About 65 million years ago, a six-mile long rock that had been hurtling through space for eons slammed into the Yucatan Peninsula of Mexico. The crash left a 110-mile-wide crater and spewed firey rock and ash around the globe, destroying more than half of all life on Earth, including most of the dinosaurs that had dominated the planet during the Age of Reptiles.
Over the next millions of years, small warm-blooded creatures known as mammals evolved, grew larger in size and eventually learned to work together, taking charge of their surroundings.
Some of these mammal species learned to swim and entered the oceans as whales and porpoises. Others, through tool-making and language, came to dominate the land, designing excellent weapons with which to subdue wild creatures, and eventually one another.

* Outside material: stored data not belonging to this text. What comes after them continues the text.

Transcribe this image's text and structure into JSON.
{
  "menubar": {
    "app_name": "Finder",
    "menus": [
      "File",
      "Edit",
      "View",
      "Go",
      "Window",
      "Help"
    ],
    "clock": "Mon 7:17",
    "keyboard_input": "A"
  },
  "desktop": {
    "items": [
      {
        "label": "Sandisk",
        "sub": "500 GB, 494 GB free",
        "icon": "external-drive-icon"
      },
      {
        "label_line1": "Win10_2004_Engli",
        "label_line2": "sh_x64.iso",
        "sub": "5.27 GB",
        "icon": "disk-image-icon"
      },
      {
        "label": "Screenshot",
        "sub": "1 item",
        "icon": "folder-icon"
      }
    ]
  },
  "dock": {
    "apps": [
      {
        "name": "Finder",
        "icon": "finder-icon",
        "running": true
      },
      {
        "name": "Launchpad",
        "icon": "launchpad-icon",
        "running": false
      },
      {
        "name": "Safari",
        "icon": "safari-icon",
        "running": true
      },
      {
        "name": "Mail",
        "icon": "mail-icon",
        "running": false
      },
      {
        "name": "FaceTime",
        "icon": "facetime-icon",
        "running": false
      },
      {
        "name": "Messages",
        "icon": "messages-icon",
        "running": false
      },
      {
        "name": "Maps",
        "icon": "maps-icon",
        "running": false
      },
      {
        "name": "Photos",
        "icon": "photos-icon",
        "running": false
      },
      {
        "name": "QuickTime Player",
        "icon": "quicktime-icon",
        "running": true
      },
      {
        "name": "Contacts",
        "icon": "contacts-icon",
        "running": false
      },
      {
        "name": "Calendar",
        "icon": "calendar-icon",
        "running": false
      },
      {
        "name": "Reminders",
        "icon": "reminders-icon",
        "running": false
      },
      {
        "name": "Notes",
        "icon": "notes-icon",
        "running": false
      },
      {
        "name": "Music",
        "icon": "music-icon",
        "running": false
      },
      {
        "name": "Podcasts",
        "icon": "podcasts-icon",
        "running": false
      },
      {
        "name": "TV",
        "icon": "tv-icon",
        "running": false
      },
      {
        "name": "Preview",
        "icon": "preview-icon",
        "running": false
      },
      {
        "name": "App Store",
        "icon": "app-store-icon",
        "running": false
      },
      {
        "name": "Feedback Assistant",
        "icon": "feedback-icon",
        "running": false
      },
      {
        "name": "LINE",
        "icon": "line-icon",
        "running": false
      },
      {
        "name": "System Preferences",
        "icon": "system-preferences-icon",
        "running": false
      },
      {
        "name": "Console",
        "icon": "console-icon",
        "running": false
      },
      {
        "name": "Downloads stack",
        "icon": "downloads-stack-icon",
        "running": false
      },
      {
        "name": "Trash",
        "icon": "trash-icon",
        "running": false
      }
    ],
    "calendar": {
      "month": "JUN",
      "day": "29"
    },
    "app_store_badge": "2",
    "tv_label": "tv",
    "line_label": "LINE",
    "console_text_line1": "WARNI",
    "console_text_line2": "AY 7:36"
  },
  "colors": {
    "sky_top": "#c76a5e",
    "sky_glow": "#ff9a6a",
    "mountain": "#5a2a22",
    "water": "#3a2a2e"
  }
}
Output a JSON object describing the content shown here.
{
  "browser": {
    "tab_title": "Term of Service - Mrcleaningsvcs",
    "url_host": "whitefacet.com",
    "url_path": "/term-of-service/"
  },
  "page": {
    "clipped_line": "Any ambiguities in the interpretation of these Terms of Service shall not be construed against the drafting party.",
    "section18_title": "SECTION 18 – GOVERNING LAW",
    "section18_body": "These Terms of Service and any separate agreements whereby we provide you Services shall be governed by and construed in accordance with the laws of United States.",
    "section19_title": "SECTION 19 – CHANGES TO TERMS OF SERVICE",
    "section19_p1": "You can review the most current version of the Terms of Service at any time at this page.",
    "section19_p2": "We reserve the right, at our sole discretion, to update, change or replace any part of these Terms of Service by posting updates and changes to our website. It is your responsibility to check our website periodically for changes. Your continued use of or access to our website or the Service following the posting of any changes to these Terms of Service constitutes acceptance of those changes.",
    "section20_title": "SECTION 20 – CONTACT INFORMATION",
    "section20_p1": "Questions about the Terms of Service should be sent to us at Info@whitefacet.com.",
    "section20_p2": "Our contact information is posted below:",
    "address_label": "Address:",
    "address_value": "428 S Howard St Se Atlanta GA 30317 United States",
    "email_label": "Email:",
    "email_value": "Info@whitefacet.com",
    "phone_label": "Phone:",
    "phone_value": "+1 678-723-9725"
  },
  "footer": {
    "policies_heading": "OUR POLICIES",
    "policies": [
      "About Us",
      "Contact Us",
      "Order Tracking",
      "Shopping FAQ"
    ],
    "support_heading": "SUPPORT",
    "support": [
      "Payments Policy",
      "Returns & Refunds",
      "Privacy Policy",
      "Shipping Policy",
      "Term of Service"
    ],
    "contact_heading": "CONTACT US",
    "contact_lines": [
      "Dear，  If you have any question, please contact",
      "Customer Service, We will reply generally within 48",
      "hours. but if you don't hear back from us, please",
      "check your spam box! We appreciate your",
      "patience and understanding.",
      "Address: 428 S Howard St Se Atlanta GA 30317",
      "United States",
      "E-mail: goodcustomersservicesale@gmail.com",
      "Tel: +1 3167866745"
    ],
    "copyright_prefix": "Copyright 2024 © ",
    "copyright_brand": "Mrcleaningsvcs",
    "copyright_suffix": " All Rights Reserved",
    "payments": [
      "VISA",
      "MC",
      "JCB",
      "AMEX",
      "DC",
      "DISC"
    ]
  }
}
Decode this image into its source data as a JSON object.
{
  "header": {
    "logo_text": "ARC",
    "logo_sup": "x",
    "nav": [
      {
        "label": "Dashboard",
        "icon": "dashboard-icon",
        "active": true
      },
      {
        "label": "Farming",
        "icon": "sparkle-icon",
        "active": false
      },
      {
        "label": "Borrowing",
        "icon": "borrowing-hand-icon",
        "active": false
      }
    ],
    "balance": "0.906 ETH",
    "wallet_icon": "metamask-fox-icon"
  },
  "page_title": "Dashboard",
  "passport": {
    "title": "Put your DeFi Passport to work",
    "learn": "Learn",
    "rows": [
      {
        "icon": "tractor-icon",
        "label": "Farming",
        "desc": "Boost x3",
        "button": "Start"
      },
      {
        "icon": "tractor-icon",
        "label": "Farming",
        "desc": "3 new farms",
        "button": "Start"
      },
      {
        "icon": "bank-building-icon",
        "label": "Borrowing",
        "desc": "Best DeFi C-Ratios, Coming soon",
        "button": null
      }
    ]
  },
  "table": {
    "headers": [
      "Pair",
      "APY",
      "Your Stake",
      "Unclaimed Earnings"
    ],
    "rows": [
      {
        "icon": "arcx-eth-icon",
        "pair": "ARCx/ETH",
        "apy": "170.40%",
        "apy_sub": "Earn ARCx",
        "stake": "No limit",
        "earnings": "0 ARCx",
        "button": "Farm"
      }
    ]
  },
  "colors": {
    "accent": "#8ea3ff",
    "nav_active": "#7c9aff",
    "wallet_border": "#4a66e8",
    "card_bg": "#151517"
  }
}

These upright-walking primates also designed yo-yos, toaster ovens, automobiles and other things, all the while cooperating in increasingly larger groups to subdue other primates who did not speak the same language, follow the same dress codes or worship the same deities.
The story of this species, now known as "history," details a list of major battles in which the leaders of the group that won the most control over the most land, and the greatest sway over the most fearsome warriors, eventually built the biggest buildings, widest streets and largest churches.
The people of these great nations eventually grew weary of carnage. They also grew more familiar with one another, seeking commerce, invention and entertainment, and artistic endeavors instead of plunder. They soon found that there were too many humans eating and drinking and driving on an ever-stressed planet.
Scientists, many of whom thought their species would have destroyed the planet with nuclear weapons by now, recently spotted with powerful telescopes a rock the size of the Rose Bowl hurtling through space toward Earth. They calculate that it will pass very close to the planet in the year 2029, even passing between the surface of the planet and the orbits of geo-stationary satellites used by the human species to share important and entertaining information with one another.
Meanwhile, the mammal species that has come to dominate the world and drive many others to extinction is spending trillions of dollars warring with itself in many regions of the globe, largely unaware of the coming threat.
Rather than working together to solve problems large and small, and save their home planet from destruction, they continue to compete with one another as they did when they were still crawling out of the dust and ash that sent the dinosaurs to their doom.
Astrophysicist Neil deGrasse Tyson said on public radio last week that the human species could develop the technological means to deflect the large rock, and others like it, if enough tax dollars and scientific expertise were concentrated on the task.
If we don't, it will be downright embarrassing.
"I'd hate to see Earth become the laughing stock of the universe," said Tyson.